Au commencement, une jeune femme née dans une famille un peu bohème, dans laquelle " tout le monde chante et plutôt bien. On a toujours eu accès à la musique, au théâtre, à la danse – une chance." Elle est un peu comédienne et son ami Manou fait du jazz. "En fin de soirée, on faisait une ou deux chansons, comme ça… Et puis Lionel Dudognon, guitariste qui fréquentait le même cabaret à Poitiers nous a entendu et nous a dit : 'vous devriez faire quelque chose de ces chansons. Venez chez moi et on va travailler.' A force qu’il nous dise que nous étions des flemmards, et puisque l’on n’avait pas de boulot, on s’est dit que l’on allait faire un été de chansons, pour nous amuser. La fabrication des chansons n’a pas été marrante-marrante, Manou et moi nous sommes beaucoup rentrés dedans. A la fin de l’été, nous sommes allés chez Lionel lui faire voir nos bouts de trucs en lui demandant si c’était vraiment des chansons. A partir de là, on a essayé de savourer chaque journée…"
Berry pose sa voix aux fragilités bien assumées sur des mélodies à peine habillées d’un peu de guitare ou de percussions. Parfois, un copain passe par le salon de Lionel : un sax ou des chœurs en lingala s’installent dans ses chansons. "A douze chansons, on a dit : ' on arrête, on va quand même rendre sa maison à Lionel.'" Ils pensent envoyer les maquettes aux maisons de disques, comme tous les amateurs. Mais le frère de Manou travaille dans une crèche, près de la place de la République, à Paris, où une salariée d’Universal dépose son enfant.
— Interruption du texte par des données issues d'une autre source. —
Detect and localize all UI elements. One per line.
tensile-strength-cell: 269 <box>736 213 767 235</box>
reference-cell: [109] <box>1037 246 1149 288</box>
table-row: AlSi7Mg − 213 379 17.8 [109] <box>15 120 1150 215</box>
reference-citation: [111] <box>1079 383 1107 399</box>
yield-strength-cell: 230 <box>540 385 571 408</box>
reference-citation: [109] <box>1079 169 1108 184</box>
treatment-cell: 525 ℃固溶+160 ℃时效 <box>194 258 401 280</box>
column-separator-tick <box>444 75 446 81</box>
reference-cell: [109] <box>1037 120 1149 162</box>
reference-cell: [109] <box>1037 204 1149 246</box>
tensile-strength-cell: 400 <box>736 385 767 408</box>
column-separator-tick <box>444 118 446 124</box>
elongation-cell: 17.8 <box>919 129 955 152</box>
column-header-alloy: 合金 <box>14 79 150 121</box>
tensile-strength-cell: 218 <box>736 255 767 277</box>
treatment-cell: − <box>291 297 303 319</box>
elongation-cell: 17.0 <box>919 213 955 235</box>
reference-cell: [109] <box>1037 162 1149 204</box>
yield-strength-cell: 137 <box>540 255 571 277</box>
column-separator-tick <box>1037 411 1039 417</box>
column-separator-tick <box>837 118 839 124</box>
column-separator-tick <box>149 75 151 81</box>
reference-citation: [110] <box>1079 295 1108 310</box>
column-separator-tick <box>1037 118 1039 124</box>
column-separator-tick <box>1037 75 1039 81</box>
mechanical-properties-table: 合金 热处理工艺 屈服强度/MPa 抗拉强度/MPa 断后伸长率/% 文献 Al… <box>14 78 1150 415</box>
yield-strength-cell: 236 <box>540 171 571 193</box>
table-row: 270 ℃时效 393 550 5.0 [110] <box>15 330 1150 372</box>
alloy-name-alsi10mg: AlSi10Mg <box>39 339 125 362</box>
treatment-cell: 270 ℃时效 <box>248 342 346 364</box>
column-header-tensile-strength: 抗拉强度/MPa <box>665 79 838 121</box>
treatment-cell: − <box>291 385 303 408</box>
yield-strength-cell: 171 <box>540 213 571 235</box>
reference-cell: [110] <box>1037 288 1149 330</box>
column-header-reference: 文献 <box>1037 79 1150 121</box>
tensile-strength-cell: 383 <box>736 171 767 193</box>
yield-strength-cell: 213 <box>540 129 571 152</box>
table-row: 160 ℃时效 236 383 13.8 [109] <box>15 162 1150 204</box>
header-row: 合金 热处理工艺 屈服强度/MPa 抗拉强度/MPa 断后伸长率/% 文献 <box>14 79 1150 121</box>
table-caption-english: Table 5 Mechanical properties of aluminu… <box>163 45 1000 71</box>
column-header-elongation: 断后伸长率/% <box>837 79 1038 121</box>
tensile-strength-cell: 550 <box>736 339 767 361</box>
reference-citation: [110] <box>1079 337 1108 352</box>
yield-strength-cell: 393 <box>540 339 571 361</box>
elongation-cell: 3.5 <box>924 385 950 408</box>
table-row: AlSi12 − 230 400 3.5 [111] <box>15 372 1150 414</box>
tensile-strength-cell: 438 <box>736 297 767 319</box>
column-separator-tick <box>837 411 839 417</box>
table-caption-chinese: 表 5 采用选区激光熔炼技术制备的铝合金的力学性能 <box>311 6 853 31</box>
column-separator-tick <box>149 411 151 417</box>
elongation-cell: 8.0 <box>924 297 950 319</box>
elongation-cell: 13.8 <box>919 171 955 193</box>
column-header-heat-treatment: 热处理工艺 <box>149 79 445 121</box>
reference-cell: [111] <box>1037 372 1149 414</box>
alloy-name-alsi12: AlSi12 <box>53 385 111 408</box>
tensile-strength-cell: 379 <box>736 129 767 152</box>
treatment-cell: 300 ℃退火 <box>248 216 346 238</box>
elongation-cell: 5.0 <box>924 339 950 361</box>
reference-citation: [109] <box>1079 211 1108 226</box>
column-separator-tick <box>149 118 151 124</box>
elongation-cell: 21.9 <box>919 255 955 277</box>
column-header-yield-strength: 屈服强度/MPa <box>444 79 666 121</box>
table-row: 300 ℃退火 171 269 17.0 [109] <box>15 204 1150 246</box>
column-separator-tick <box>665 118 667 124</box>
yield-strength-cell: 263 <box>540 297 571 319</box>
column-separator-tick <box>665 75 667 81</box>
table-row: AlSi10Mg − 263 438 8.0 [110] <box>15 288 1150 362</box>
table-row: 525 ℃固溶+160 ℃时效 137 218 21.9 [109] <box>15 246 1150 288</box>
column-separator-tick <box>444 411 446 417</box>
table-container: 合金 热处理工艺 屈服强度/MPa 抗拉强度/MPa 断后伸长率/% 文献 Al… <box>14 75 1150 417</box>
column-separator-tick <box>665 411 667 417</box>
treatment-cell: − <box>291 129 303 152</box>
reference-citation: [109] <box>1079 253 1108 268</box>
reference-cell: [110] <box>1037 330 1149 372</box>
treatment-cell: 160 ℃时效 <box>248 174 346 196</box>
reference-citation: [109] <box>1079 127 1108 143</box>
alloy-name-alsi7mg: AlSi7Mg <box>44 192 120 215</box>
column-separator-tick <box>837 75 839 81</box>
Il passe un disque, à tout hasard… et quelques jours plus tard Berry signe chez Mercury, en même temps qu’elle trouve un manageur et tourneur pour s’occuper de sa carrière.
Tapis rouge… On demande à Berry de choisir les musiciens qui interviendront sur l’enregistrement définitif de l’album."Pour la basse et la batterie, on a cherché sur les albums français que l’on aime. Et partout il y avait Laurent Vernerey et Denis Benarrosh. Quand ils sont arrivés en studio, on leur a dit : 'Vous êtes sur tous les disques qu’on aime.' Ils ont répondu : 'On est aussi sur tous les disques que vous détestez.' Aux plus capés des musiciens de studio de leur génération s’ajoute le pianiste Laurent de Wilde… "Une succession de cadeaux dont on n’avait jamais rêvé…" A l’automne 2007, alors que commencent à circuler dans le métier les premières copies de l’album Mademoiselle, Berry commence à assurer des premières partie d’Abd Al Malik, Michel Delpech, Bazbaz, Vincent Baguian… Un apprentissage que la jeune chanteuse ("vers les trente ans") vit comme un autre émerveillement.
Certes d’une moindre puissance que celui qui a accompagné la sortie de l’album A Mouthful de The Do, le mois dernier, le buzz qui précède Berry est de ceux qui annoncent le succès. "Ce que j’aimerais, c’est que l’on vende juste de quoi avoir le droit d’en faire un deuxième." Une perspective qui éveille chez la chanteuse des sentiments qui tranchent avec le spleen de ses chansons. "Je n’ai pas fini d’être bluffée par ce qui nous arrive. Ma mélancolie est obligée de rompre." Elle a un petit rire. "Je vais apprendre la samba, mettre des chorégraphies sur scène.
Berry Mademoiselle (Mercury-Universal) 2008.